Township in Pennsylvania, US

Parker Township is a township that is located in Butler County, Pennsylvania, United States. The population was 574 at the time of the 2020 census.

==Geography==
Parker Township is located in northeastern Butler County, along the Armstrong County line. The township surrounds the borough of Bruin but is a separate entity. The city of Parker is along part of the eastern boundary of the township, in Armstrong County. Bear Creek, a tributary of the Allegheny River, flows from south to northeastward through the township.

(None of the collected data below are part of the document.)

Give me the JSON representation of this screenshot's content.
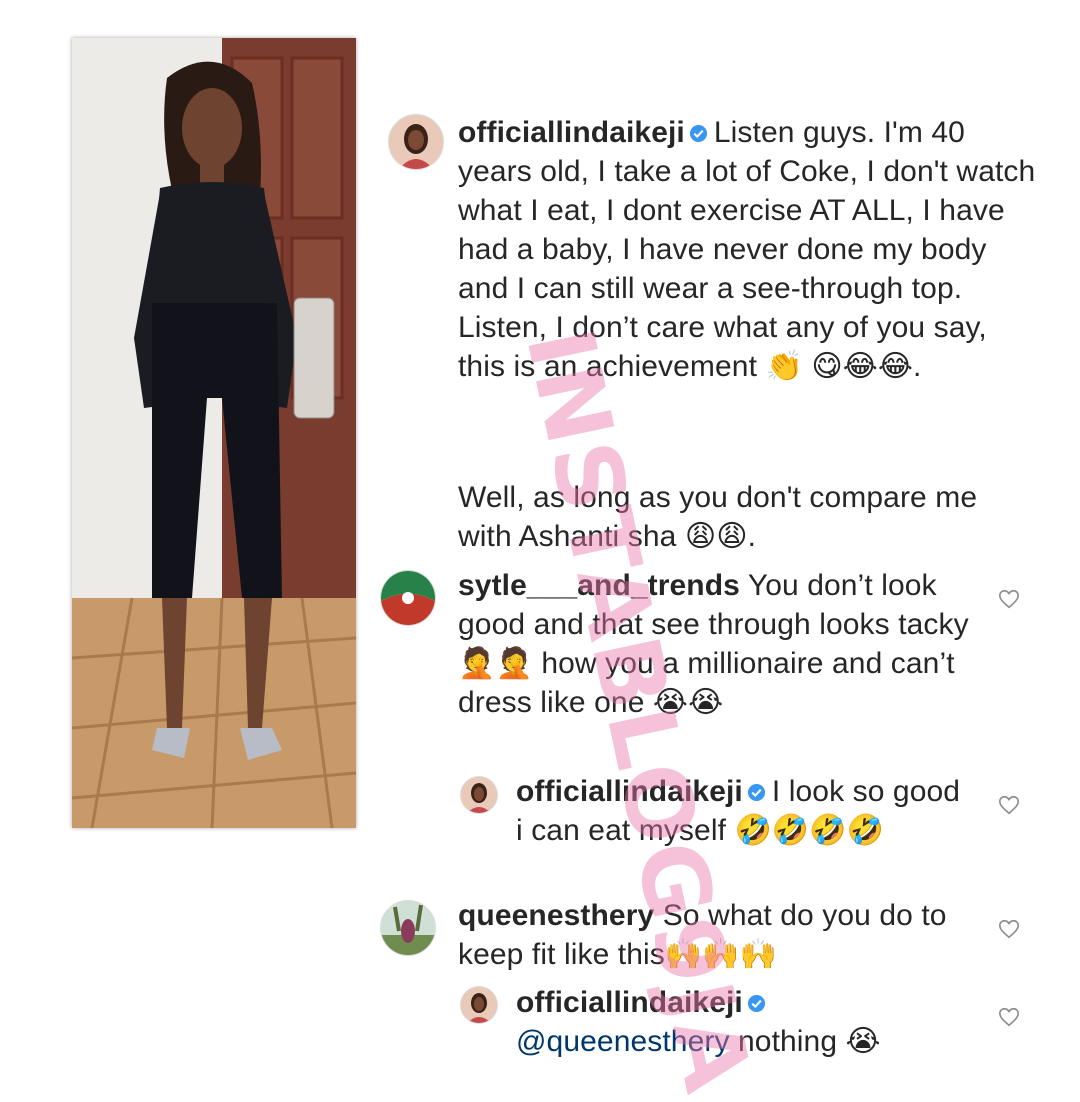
{
  "watermark": "INSTABLOG9JA",
  "post": {
    "username": "officiallindaikeji",
    "caption": "Listen guys. I'm 40 years old, I take a lot of Coke,  I don't watch what I eat, I dont exercise AT ALL, I have had a baby, I have never done my body and I can still wear a see-through top. Listen, I don’t care what any of you say, this is an achievement 👏 😋😂😂.",
    "caption_line2": "Well, as long as you don't compare me with Ashanti sha 😩😩."
  },
  "comments": [
    {
      "username": "sytle___and_trends",
      "text": "You don’t look good and that see through looks tacky 🤦🤦 how you a millionaire and can’t dress like one 😭😭"
    },
    {
      "username": "officiallindaikeji",
      "text": "I look so good i can eat myself 🤣🤣🤣🤣"
    },
    {
      "username": "queenesthery",
      "text": "So what do you do to keep fit like this🙌🙌🙌"
    },
    {
      "username": "officiallindaikeji",
      "mention": "@queenesthery",
      "text": "nothing 😭"
    }
  ],
  "colors": {
    "text": "#262626",
    "mention": "#00376b",
    "verified": "#3897f0",
    "watermark": "#ec78aa"
  }
}
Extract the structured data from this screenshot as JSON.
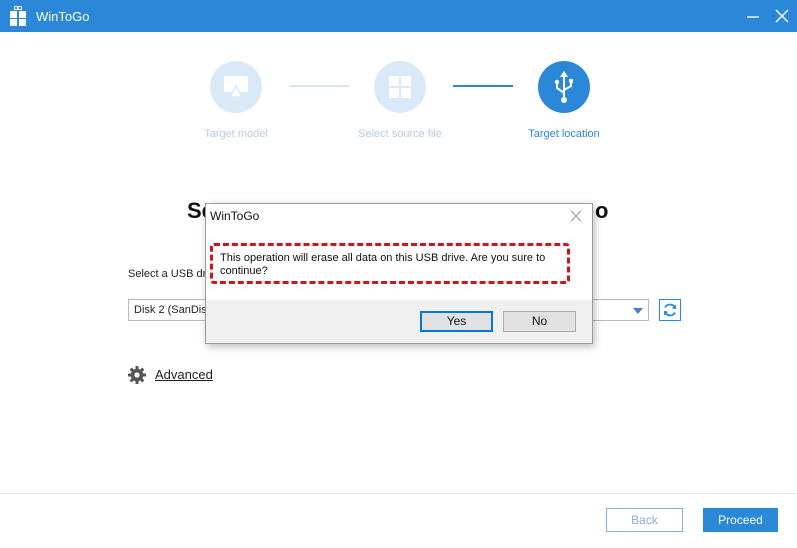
{
  "window": {
    "title": "WinToGo"
  },
  "steps": [
    {
      "label": "Target model",
      "icon": "monitor-icon",
      "state": "done"
    },
    {
      "label": "Select source file",
      "icon": "windows-logo-icon",
      "state": "done"
    },
    {
      "label": "Target location",
      "icon": "usb-icon",
      "state": "active"
    }
  ],
  "main": {
    "heading_left": "Se",
    "heading_right": "o",
    "usb_label": "Select a USB dri",
    "usb_select_value": "Disk 2 (SanDisk",
    "advanced_label": "Advanced"
  },
  "footer": {
    "back_label": "Back",
    "proceed_label": "Proceed"
  },
  "dialog": {
    "title": "WinToGo",
    "message": "This operation will erase all data on this USB drive. Are you sure to continue?",
    "yes_label": "Yes",
    "no_label": "No"
  },
  "colors": {
    "accent": "#2b88d9",
    "step_inactive": "#d9e9f7",
    "highlight_border": "#d0131c"
  }
}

According to the United States Census Bureau, the township has a total area of 59.4 sqkm, all land.

==Demographics==

As of the 2000 census, there were 700 people, 258 households, and 186 families residing in the township. The population density was 29.7 PD/sqmi. There were 297 housing units at an average density of 12.6/sq mi (4.9/km^{2}). The racial makeup of the township was 98.43% White, 0.14% Asian, 0.86% Pacific Islander, and 0.57% from two or more races. Hispanic or Latino of any race were 0.14% of the population.

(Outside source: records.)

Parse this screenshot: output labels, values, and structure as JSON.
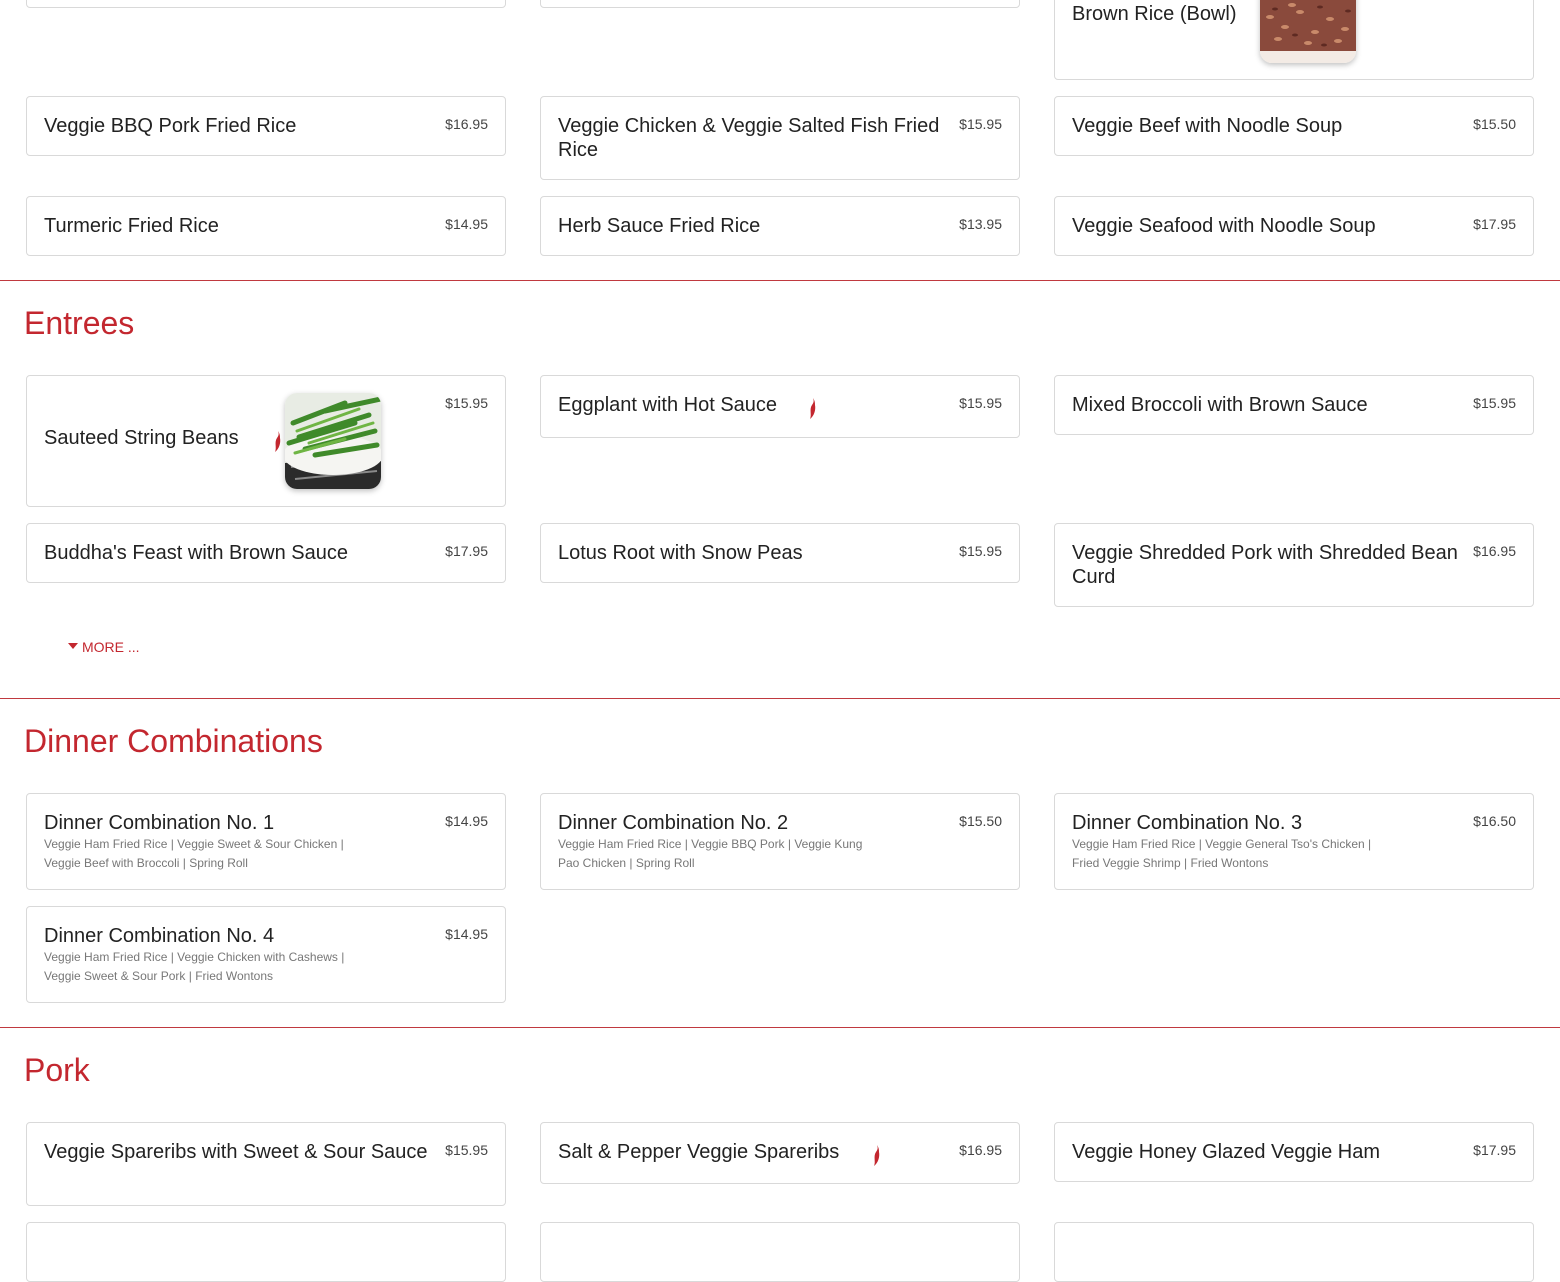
{
  "top_partial": {
    "brown_rice_name": "Brown Rice (Bowl)"
  },
  "rice_noodles": [
    {
      "name": "Veggie BBQ Pork Fried Rice",
      "price": "$16.95"
    },
    {
      "name": "Veggie Chicken & Veggie Salted Fish Fried Rice",
      "price": "$15.95"
    },
    {
      "name": "Veggie Beef with Noodle Soup",
      "price": "$15.50"
    },
    {
      "name": "Turmeric Fried Rice",
      "price": "$14.95"
    },
    {
      "name": "Herb Sauce Fried Rice",
      "price": "$13.95"
    },
    {
      "name": "Veggie Seafood with Noodle Soup",
      "price": "$17.95"
    }
  ],
  "entrees": {
    "title": "Entrees",
    "items": [
      {
        "name": "Sauteed String Beans",
        "price": "$15.95",
        "spicy": true,
        "image": "string-beans-photo"
      },
      {
        "name": "Eggplant with Hot Sauce",
        "price": "$15.95",
        "spicy": true
      },
      {
        "name": "Mixed Broccoli with Brown Sauce",
        "price": "$15.95"
      },
      {
        "name": "Buddha's Feast with Brown Sauce",
        "price": "$17.95"
      },
      {
        "name": "Lotus Root with Snow Peas",
        "price": "$15.95"
      },
      {
        "name": "Veggie Shredded Pork with Shredded Bean Curd",
        "price": "$16.95"
      }
    ],
    "more_label": "MORE ..."
  },
  "dinner_combinations": {
    "title": "Dinner Combinations",
    "items": [
      {
        "name": "Dinner Combination No. 1",
        "price": "$14.95",
        "desc1": "Veggie Ham Fried Rice | Veggie Sweet & Sour Chicken |",
        "desc2": "Veggie Beef with Broccoli | Spring Roll"
      },
      {
        "name": "Dinner Combination No. 2",
        "price": "$15.50",
        "desc1": "Veggie Ham Fried Rice | Veggie BBQ Pork | Veggie Kung",
        "desc2": "Pao Chicken | Spring Roll"
      },
      {
        "name": "Dinner Combination No. 3",
        "price": "$16.50",
        "desc1": "Veggie Ham Fried Rice | Veggie General Tso's Chicken |",
        "desc2": "Fried Veggie Shrimp | Fried Wontons"
      },
      {
        "name": "Dinner Combination No. 4",
        "price": "$14.95",
        "desc1": "Veggie Ham Fried Rice | Veggie Chicken with Cashews |",
        "desc2": "Veggie Sweet & Sour Pork | Fried Wontons"
      }
    ]
  },
  "pork": {
    "title": "Pork",
    "items": [
      {
        "name": "Veggie Spareribs with Sweet & Sour Sauce",
        "price": "$15.95"
      },
      {
        "name": "Salt & Pepper Veggie Spareribs",
        "price": "$16.95",
        "spicy": true
      },
      {
        "name": "Veggie Honey Glazed Veggie Ham",
        "price": "$17.95"
      }
    ]
  },
  "colors": {
    "accent": "#c3272f",
    "divider": "#c0393f",
    "border": "#d9d9d9"
  }
}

There were 258 households, out of which 35.7% had children under the age of 18 living with them, 62.4% were married couples living together, 6.2% had a female householder with no husband present, and 27.9% were non-families. 24.4% of all households were made up of individuals, and 8.9% had someone living alone who was 65 years of age or older. The average household size was 2.71 and the average family size was 3.25.

In the township the population was spread out, with 27.7% under the age of 18, 6.7% from 18 to 24, 29.7% from 25 to 44, 22.9% from 45 to 64, and 13.0% who were 65 years of age or older. The median age was 38 years. For every 100 females there were 102.9 males. For every 100 females age 18 and over, there were 104.9 males.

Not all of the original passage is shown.